Repeat Latour's comment here:
However, the absorption rate of real bodies depends on whether the absorber T (radiating or not), is less than the intercepted radiation T, or not. If the receiver T [is less than] intercepted T, no [net] absorption occurs; if the receiver T [is less than] intercepted T the absorption rate may be as great as proportional to (T intercepted - T absorber), depending on the amounts reflected, transmitted or scattered.
(I have added [net] to indicate his argument is net heat transfer there, as Latour has explained many times elsewhere. I have also replaced "less than symbol" with [is less than] due to Slashdot's character restrictions.)
I repeat: you are completely (and wrongly) ignoring real-world conditions that apply to the experiment.
The experiment requires the passive plate to be some unspecified distance from the heat source. (This is a condition of the experiment; no contact is allowed since this is only about radiative transfer.) And no matter its configuration, it will radiate some of its absorbed energy outward to the chamber walls. This much we know.
The chamber walls C are actively cooled, although at a fixed power input. So it absorbs radiation from the internal space. We know at equilibrium T(c) will always be less than T at the source S: T(c) [is less than] T(s) because the wall is actively cooled. (We know for another reason too, but this is sufficient.)
We also know that the passive plate P will always be at a temperature less than that of the source, for the simple reason that no matter what its position, it does not absorb all the radiation from S. Or even if it did, as in the case of completely enclosing S, it would still re-radiate some of its absorbed energy out to the chamber walls C. Therefore as long as the conditions of the experiment are met, no matter what else varies such as relative mass, in this experiment T(p) will be lower than T(s). The amount is of no consequence, as long as it is non-zero (and it is).

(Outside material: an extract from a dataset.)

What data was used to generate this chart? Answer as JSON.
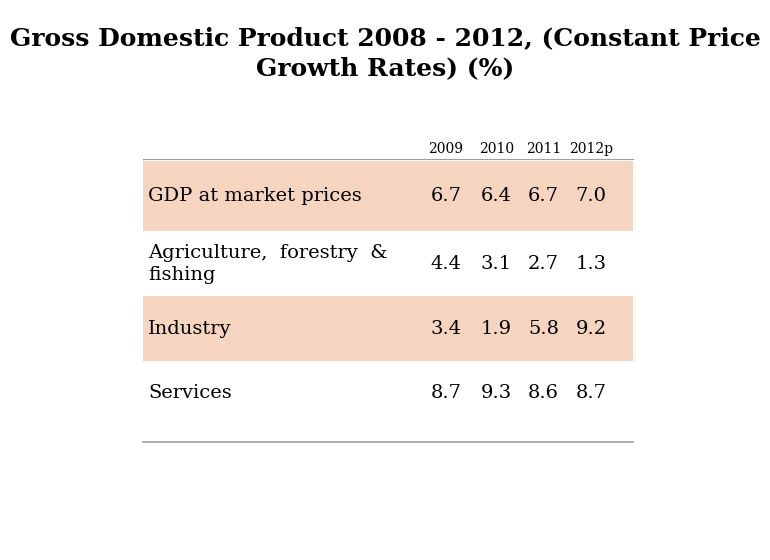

Therefore, from S-B law, we can directly infer the following things:
T(c) [is less than] T(s) [net heat transfer is from source to walls, never the other way around]
T(p) [is less than] T(s) [net heat transfer is from source to plate, never the other way around]

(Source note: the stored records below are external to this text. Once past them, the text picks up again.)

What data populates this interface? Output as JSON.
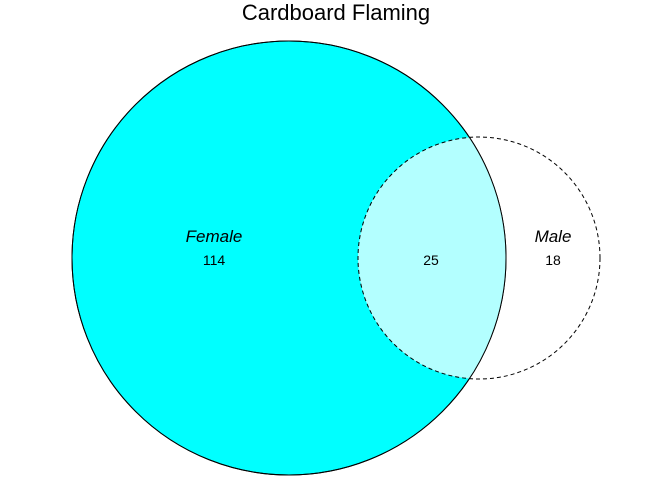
{
  "title": "Cardboard Flaming",
  "sets": [
    {
      "name": "Female",
      "only_count": "114",
      "fill": "#00FFFF",
      "border": "solid"
    },
    {
      "name": "Male",
      "only_count": "18",
      "fill": "none",
      "border": "dashed"
    }
  ],
  "intersection": {
    "count": "25",
    "fill": "#B3FFFF"
  }
}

We can also infer from the experimental conditions that T(c) [is less than] T(p), but that is irrelevant to the argument.
When equilibrium is achieved, these conditions still hold.
An elementary, obvious, and perfectly sound conclusion from this is that the source is not made hotter under any of these conditions. Even if plate P completely encloses source S, we know for at least two different reasons (greater radiative area, and the simple fact that it does radiate outward to the wall, which cools it) that T(p) will always be less than T(s), even at equilibrium.
Since the temperature of every other object is less than that of the heat source, there is no net heat flow TO the heat source, therefore the heat source does not become hotter. This is, and has been, the whole of Latour's argument, and it is valid. It is not crazy speculation by some nitwit, it is straightforward application of Stefan-Boltzmann law.
Q.E.D., indeed. If the above inequalities hold (and they do), Latour's conclusion is the only one that is mathematically valid.